Paper ID: 2410.05326
Early-Cycle Internal Impedance Enables ML-Based Battery Cycle Life Predictions Across Manufacturers
Tyler Sours (1), Shivang Agarwal (1), Marc Cormier (2), Jordan Crivelli-Decker (1), Steffen Ridderbusch (1), Stephen L. Glazier (2), Connor P. Aiken (2), Aayush R. Singh (1), Ang Xiao (1), Omar Allam (1)
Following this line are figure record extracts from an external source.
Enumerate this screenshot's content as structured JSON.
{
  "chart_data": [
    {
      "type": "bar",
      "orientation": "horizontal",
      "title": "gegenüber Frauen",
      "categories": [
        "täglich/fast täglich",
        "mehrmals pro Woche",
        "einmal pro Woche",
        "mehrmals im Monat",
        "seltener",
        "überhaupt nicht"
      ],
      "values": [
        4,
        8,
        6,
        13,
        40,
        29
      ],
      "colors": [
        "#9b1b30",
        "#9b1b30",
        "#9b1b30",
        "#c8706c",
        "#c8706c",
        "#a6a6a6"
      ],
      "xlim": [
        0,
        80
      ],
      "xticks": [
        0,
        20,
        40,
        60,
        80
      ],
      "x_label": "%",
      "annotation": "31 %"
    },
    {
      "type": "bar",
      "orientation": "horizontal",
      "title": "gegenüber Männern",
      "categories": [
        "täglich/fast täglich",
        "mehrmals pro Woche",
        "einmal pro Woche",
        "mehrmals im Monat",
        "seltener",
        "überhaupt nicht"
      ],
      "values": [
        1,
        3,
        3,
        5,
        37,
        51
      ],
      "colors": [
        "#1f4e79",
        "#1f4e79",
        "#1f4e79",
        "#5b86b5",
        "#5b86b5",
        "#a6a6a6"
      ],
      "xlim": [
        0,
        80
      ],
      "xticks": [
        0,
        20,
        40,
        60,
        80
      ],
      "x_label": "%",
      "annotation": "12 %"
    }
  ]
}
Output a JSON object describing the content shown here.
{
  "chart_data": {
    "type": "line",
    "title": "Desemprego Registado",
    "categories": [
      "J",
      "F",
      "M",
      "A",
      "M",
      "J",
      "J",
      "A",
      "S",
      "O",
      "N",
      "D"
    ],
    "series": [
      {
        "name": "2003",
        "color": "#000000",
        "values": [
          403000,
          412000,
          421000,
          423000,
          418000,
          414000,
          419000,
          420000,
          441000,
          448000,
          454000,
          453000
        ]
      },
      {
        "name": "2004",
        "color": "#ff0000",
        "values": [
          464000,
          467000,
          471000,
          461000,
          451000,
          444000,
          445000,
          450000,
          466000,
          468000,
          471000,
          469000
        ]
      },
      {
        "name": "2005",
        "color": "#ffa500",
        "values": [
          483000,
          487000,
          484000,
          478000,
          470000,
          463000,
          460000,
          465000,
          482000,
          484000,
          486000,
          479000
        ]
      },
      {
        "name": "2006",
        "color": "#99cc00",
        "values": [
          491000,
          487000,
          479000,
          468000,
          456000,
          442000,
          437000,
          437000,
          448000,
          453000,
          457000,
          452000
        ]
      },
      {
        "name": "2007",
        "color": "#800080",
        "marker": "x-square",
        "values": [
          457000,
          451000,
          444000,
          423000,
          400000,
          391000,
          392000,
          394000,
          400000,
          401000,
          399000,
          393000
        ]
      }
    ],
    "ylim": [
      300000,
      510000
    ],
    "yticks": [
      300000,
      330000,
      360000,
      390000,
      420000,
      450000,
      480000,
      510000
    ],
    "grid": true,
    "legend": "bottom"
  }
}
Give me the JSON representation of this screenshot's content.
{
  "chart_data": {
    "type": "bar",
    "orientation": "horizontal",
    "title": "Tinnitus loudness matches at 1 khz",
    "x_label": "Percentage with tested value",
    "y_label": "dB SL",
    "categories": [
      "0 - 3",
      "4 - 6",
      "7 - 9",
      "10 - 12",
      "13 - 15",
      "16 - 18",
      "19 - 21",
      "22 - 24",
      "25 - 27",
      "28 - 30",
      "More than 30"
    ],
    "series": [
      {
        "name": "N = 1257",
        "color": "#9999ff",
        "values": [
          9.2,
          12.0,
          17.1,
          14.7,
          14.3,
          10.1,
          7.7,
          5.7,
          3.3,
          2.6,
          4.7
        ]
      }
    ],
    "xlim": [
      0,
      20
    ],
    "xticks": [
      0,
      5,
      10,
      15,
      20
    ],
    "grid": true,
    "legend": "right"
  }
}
Predicting the end-of-life (EOL) of lithium-ion batteries across different manufacturers presents significant challenges due to variations in electrode materials, manufacturing processes, cell formats, and a lack of generally available data. Methods that construct features solely on voltage-capacity profile data typically fail to generalize across cell chemistries. This study introduces a methodology that combines traditional voltage-capacity features with Direct Current Internal Resistance (DCIR) measurements, enabling more accurate and generalizable EOL predictions. The use of early-cycle DCIR data captures critical degradation mechanisms related to internal resistance growth, enhancing model robustness. Models are shown to successfully predict the number of cycles to EOL for unseen manufacturers of varied electrode composition with a mean absolute error (MAE) of 150 cycles. This cross-manufacturer generalizability reduces the need for extensive new data collection and retraining, enabling manufacturers to optimize new battery designs using existing datasets. Additionally, a novel DCIR-compatible dataset is released as part of ongoing efforts to enrich the growing ecosystem of cycling data and accelerate battery materials development.